Article ID: | iaor20032468 |
Country: | United States |
Volume: | 48 |
Issue: | 12 |
Start Page Number: | 1613 |
End Page Number: | 1627 |
Publication Date: | Dec 2002 |
Journal: | Management Science |
Authors: | Muralidhar Krishnamurty, Sarathy Rathindra, Parsa Rahul |
Keywords: | databases, security |
Protecting confidential, numerical data in databases from disclosure is an important issue both for commercial organizations as well as data-gathering and disseminating organizations (such as the Census Bureau). Prior studies have shown that perturbation methods are effective in protecting such confidential data from snoopers. Perturbation methods have to provide legitimate users with accurate (unbiased) information, and also provide adequate security against disclosure of confidential information to snoopers. For databases described by nonnormal multivariate distributions, existing perturbation methods do not provide unbiased characteristics.
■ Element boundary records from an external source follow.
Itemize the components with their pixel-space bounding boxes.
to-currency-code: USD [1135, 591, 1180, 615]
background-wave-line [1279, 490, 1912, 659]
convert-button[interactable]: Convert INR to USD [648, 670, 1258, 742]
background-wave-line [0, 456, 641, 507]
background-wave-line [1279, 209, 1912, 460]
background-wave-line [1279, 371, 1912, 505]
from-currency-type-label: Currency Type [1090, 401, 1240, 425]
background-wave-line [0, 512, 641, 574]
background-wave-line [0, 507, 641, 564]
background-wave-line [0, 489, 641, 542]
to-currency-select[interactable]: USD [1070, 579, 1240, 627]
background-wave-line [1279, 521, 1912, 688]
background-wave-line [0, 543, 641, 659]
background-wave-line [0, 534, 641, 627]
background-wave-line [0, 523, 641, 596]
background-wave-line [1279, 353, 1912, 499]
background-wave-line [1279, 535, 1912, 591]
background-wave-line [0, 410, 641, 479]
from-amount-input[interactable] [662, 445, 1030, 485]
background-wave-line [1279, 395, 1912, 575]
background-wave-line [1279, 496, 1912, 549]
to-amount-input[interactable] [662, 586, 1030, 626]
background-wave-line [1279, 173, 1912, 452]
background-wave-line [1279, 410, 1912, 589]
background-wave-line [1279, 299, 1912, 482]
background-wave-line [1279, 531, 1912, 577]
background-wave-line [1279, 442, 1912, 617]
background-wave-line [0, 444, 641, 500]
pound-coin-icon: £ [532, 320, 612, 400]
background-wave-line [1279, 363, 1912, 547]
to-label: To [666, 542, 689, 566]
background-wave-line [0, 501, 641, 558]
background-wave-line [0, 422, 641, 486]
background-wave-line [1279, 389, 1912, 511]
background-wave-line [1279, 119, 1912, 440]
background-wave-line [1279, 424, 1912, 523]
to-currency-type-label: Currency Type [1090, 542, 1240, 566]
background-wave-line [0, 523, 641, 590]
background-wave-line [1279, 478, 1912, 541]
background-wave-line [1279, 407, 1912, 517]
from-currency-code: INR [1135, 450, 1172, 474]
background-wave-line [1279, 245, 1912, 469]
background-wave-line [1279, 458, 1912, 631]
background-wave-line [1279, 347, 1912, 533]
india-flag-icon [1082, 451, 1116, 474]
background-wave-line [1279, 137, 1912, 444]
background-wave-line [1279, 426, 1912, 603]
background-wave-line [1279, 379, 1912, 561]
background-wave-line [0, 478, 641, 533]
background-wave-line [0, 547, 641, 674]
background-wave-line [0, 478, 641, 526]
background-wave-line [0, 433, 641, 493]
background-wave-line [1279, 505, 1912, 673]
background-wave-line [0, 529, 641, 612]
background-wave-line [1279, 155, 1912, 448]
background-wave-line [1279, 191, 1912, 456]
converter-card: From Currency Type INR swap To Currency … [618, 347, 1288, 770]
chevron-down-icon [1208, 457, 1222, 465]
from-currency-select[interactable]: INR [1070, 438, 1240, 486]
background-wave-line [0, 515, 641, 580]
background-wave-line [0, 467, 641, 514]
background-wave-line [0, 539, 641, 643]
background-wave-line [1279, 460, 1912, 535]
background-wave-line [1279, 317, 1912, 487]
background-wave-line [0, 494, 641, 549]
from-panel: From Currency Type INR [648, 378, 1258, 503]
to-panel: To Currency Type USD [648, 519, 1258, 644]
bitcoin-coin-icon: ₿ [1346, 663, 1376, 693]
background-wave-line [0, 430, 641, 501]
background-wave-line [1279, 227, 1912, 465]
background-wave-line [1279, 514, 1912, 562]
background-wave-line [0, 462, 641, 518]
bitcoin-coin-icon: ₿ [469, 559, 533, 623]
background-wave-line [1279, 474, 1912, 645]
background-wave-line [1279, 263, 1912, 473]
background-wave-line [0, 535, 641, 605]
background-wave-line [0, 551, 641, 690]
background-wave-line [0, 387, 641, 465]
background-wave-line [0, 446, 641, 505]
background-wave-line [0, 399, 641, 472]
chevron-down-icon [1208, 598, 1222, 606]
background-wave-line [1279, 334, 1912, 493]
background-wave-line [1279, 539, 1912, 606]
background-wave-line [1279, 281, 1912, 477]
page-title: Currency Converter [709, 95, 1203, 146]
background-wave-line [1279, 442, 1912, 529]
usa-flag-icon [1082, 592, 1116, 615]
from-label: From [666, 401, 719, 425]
In this study, we develop a copula-based perturbation method capable of maintaining the marginal distribution of perturbed attributes to be the same before and after perturbation. In addition, this method also preserves the rank order correlation between the confidential and nonconfidential attributes, thereby maintaining monotonic relationships between attributes. The method proposed in this study provides a high level of protection against inferential disclosure. An investigation of the new perturbation method for simulated databases shows that the method performs effectively. The methodology presented in this study represents a significant step toward improving the practical applicability of data perturbation methods.